Thursday, July 29, 2004

Slate on Financial Planning

Slate has an 4-part series by Henry Blodget (the guy who hyped up tech stocks in the Dot Com era and then got dinged for it in the post Dot Com era) on financial planning. Given Blodget's past, it's hard to take it seriously - the guy who predicted Amazon would hit 400 (which it briefly did) is telling me that I'll be lucky to get 6% returns out of the stock market? - but it's actually pretty good and seems to be full of reasonable financial advice. Blodget takes a trip to a financial advisor who, in perhaps the greatest single most ironic event in the universe, fails to mention the assumptions and hidden fees associated with the advice. The estimates of future performance are based on "historical data" to give a return of ~10% (before fees). Blodget picks the analysis apart and looks at what you could really expect to get but he does go through the rough work about where he's coming up with numbers (sadly, if he'd only been as diligent at Goldman Sachs, he might not be banned from the securities industry...).
In the financial markets, the "long term" is long. Over the past 200 years, U.S. stocks have, on average, returned approximately 10 percent a year (about 7 percent, after adjusting for inflation). For many of those 200 years, however, stocks have returned nothing—or worse. The fallow periods, moreover, have not just lasted months or years.
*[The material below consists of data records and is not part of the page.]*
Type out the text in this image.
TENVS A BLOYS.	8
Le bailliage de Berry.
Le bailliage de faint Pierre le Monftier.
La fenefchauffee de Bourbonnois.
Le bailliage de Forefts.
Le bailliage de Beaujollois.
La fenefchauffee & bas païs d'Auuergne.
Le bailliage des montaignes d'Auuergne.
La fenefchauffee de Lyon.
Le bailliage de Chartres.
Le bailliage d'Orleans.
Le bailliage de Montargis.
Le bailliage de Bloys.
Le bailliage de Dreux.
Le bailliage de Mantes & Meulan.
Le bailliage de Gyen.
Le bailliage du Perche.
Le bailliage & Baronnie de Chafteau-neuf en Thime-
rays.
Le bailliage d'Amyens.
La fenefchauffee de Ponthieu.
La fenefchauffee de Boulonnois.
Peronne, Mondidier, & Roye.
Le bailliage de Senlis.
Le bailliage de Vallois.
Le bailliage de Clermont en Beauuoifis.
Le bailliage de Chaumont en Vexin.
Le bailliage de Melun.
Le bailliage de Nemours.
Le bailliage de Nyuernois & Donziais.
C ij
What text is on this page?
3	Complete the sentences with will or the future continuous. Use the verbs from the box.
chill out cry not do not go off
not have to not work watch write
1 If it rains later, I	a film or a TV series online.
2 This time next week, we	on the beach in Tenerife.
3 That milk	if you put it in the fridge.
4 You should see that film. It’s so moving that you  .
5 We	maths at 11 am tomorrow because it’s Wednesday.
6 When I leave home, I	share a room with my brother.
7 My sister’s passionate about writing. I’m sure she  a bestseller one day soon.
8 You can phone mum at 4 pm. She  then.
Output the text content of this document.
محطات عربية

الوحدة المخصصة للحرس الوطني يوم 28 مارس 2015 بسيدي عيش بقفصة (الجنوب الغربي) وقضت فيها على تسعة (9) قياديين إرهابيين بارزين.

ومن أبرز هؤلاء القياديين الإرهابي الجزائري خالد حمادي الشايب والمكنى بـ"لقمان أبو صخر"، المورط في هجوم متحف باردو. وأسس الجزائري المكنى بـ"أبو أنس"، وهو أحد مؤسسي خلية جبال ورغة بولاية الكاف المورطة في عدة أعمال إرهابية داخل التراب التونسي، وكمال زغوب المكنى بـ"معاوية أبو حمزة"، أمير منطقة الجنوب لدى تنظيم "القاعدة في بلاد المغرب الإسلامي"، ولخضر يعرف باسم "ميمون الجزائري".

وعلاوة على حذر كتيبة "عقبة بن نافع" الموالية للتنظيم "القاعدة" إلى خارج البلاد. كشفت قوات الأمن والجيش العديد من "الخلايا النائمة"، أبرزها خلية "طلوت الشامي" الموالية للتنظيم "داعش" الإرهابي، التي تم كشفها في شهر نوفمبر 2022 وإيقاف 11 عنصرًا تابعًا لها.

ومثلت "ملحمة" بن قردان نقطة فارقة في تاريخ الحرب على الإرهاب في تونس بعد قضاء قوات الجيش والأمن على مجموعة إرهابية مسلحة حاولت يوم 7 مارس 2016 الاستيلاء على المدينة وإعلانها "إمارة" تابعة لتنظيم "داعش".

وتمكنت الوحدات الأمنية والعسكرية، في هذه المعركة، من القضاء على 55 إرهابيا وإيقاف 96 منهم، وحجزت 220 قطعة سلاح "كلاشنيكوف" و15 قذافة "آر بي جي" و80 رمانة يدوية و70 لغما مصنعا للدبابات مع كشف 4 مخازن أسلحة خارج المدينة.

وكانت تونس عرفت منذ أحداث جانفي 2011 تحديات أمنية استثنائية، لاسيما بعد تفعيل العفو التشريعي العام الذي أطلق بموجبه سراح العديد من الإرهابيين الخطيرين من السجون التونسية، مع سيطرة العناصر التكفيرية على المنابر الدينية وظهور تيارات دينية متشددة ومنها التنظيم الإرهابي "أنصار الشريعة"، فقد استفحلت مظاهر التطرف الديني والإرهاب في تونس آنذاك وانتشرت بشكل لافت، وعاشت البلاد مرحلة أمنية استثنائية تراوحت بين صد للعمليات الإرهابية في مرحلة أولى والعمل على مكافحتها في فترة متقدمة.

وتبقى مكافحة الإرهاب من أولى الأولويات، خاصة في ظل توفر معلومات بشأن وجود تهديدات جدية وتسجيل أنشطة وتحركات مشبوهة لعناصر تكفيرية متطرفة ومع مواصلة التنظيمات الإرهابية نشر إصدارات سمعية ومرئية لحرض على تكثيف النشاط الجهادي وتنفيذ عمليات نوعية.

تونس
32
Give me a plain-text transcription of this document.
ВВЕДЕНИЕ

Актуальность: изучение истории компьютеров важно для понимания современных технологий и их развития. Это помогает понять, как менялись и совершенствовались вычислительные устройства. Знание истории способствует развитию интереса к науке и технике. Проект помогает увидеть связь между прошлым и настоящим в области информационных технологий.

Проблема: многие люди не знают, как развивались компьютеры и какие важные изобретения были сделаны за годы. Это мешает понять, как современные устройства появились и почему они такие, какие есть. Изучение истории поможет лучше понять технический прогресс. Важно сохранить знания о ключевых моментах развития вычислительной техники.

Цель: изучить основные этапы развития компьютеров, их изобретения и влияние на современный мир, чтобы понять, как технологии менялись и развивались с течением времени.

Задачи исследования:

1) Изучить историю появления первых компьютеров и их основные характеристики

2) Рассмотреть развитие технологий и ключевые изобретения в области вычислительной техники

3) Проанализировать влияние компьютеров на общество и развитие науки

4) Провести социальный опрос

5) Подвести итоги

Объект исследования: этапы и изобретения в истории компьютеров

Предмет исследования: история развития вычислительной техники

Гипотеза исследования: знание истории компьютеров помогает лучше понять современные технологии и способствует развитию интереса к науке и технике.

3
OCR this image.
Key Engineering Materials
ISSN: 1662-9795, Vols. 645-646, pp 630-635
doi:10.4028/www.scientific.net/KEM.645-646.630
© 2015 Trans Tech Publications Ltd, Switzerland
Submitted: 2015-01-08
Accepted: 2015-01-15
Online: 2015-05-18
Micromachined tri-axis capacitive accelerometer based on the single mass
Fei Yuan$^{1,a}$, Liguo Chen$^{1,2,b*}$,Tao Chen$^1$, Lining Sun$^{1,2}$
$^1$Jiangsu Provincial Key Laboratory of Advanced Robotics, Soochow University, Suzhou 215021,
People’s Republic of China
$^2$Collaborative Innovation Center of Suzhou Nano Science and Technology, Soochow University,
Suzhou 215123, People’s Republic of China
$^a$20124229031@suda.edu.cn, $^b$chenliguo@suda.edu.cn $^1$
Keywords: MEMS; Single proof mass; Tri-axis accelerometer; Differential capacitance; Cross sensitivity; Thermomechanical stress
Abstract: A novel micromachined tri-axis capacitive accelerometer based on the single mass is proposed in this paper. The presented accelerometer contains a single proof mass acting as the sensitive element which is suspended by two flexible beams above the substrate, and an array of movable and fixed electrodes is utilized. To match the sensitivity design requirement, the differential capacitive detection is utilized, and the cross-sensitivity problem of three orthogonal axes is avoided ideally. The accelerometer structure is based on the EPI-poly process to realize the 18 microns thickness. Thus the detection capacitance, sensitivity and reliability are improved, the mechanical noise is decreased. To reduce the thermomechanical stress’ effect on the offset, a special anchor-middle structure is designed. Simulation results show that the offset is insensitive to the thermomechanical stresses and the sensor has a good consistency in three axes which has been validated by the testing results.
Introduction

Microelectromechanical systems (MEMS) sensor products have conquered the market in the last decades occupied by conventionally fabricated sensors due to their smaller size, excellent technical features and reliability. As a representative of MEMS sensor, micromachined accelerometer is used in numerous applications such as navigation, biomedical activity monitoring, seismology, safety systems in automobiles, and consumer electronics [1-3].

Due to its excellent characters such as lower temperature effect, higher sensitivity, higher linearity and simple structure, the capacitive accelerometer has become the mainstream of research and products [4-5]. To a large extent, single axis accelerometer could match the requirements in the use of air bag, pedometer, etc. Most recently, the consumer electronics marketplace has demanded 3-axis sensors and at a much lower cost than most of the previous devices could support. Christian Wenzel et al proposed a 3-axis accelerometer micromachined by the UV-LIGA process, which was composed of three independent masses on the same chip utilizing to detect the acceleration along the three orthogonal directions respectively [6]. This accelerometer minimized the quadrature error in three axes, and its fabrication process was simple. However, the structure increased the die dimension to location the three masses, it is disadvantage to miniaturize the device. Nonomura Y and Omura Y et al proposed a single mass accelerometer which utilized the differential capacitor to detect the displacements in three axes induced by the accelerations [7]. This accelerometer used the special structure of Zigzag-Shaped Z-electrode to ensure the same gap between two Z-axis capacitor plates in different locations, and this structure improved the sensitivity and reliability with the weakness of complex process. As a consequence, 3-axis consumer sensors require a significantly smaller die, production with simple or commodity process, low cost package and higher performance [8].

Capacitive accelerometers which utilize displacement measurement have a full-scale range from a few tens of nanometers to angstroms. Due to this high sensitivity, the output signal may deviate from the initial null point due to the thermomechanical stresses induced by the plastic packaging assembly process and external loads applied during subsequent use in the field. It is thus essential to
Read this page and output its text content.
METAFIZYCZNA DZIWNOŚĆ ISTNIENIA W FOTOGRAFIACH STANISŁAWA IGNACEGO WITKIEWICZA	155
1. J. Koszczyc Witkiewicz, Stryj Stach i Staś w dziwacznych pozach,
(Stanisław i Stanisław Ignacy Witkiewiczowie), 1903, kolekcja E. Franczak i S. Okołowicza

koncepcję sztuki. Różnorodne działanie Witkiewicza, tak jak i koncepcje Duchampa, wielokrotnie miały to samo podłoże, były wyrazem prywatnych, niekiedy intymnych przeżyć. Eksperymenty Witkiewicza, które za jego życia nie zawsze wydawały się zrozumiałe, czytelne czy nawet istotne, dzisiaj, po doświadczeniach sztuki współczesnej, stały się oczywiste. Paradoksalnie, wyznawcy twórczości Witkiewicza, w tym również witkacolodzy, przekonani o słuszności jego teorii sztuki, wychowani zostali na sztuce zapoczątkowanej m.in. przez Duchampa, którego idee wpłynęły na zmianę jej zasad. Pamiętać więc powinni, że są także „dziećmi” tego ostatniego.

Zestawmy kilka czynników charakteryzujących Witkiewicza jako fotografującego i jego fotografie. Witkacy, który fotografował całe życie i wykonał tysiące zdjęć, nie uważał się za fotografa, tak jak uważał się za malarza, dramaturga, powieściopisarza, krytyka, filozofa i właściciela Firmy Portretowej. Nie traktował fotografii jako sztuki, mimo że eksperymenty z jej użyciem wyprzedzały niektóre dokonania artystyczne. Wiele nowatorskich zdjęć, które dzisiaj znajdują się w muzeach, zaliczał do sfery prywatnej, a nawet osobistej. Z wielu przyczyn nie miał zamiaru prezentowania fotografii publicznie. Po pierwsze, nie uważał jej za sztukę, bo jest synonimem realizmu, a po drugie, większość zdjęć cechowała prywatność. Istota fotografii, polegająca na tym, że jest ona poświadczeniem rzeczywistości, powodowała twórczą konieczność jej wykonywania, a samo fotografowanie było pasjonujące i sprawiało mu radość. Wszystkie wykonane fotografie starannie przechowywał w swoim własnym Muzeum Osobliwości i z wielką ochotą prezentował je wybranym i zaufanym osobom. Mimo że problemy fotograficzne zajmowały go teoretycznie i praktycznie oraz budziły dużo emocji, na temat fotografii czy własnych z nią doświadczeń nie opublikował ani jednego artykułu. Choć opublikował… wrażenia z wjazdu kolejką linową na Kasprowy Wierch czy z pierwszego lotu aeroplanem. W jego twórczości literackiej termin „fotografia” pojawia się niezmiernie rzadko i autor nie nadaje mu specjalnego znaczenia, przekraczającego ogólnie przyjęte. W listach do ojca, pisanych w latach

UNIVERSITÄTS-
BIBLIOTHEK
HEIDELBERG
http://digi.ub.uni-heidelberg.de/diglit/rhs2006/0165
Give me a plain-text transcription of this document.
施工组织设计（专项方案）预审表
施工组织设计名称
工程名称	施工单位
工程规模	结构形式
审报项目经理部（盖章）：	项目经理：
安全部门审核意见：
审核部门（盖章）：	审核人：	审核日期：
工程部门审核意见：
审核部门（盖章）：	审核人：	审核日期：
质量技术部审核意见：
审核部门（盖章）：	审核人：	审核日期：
They have lasted decades.

Blodget links to a Fortune article which details what that "historical average" that everyone talks about really means...
Next, Blodget talks about something which you rarely hear about - fees. All those Mutual funds that people love charge management fees (usually around 1-2%) that are taken off the top. Whether the fund increases in value or not. When your fund is only returning 3-5%, it makes a big difference (for the record, Index fees like the S&P 500 funds usually have lower fees because you don't have to pay for all that "advice"). Blodget also delves into inflation costs and taxes, all which eat away at your meager returns. Taking this into account, his projected return is -1% (although remember, this is taking into account inflation - just leaving the money in your checking account is losing money as inflation marches on).
When it comes to individual stocks, the best advice is not to play. Index funds will on average get better returns, especially if you place any value on your own time (and happiness). And you definately shouldn't listen to stock advisors, analysts (like Blodget himself or the lastest fad IPO).

In the bull market of the late '90s, the stock-picking mantra for the casual investor was, "Do it yourself!" In 2001, after the crash, it became, "Hire someone to help." Unless you just enjoy the stock-picking game—a common and perfectly acceptable reason to play—the permanent mantra should be, "Don't do it at all." As numerous studies have shown, the vast majority of professional investors can't beat the market.

And in case you had not grasped that everyone in the financial industry has some angle and is full of crap, Blodget has a financial analysis / consulting business he is plugging.